I have a bounded function,
$$ y= \begin{cases} 1 & \text{if $x>1$} \\ x & \text{if $0\leq x\leq 1$}\\ 0 &\text{if $x < 0$} \end{cases} $$ Does anyone know any simple math function to represent $y$? (not using a piece-wise function)
For example, Heaviside function is a similar approach.
Thanks
On
Let $H$ denote the unit step function.
$xH(x)$ is zero when $x$ is negative and equal to $x$ when $x$ is positive. $xH(x-1)$ is zero when $x$ is less than 1 and equal to $x$ otherwise. If I'm not mistaken, $$xH(x) - (x-1)H(x-1)$$ is the function you want.
On
There is a nice notation for this: $y=(x\wedge 1)\vee 0$.

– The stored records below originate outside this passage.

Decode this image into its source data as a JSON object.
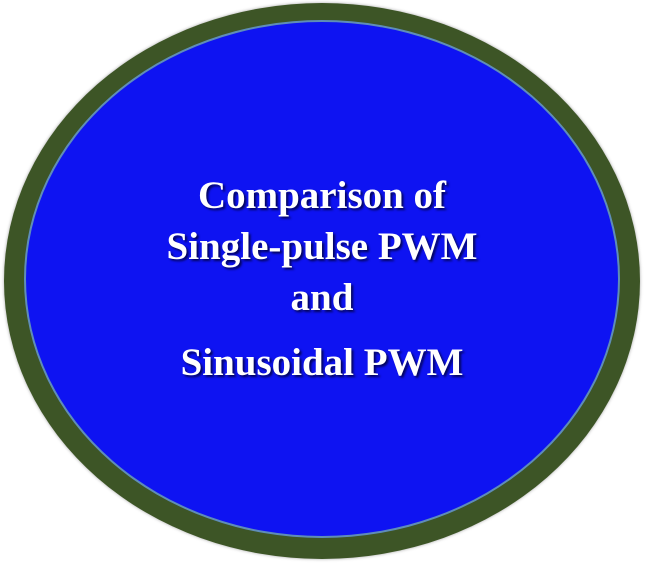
{
  "slide": {
    "title_lines": [
      "Comparison of",
      "Single-pulse PWM",
      "and",
      "Sinusoidal PWM"
    ]
  },
  "colors": {
    "background": "#ffffff",
    "outer_ring": "#3d5526",
    "inner_fill": "#0e13f2",
    "inner_border": "#5f8db8",
    "text": "#ffffff"
  }
}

Note: this is just shorthand for $y=\max (\min(x,1),0)$.
On
$$ \int \rm rect\left( x- \frac12\right)\rm dx, $$ but be careful when choosing $\rm{const}$...
$$y=x[x>0] + (1-x)[x>1]$$ Where $[x>0]$ denotes the Iverson bracket, equalling $1$ if the expression is true, and $0$ otherwise. You can also use an indicator function if you prefer.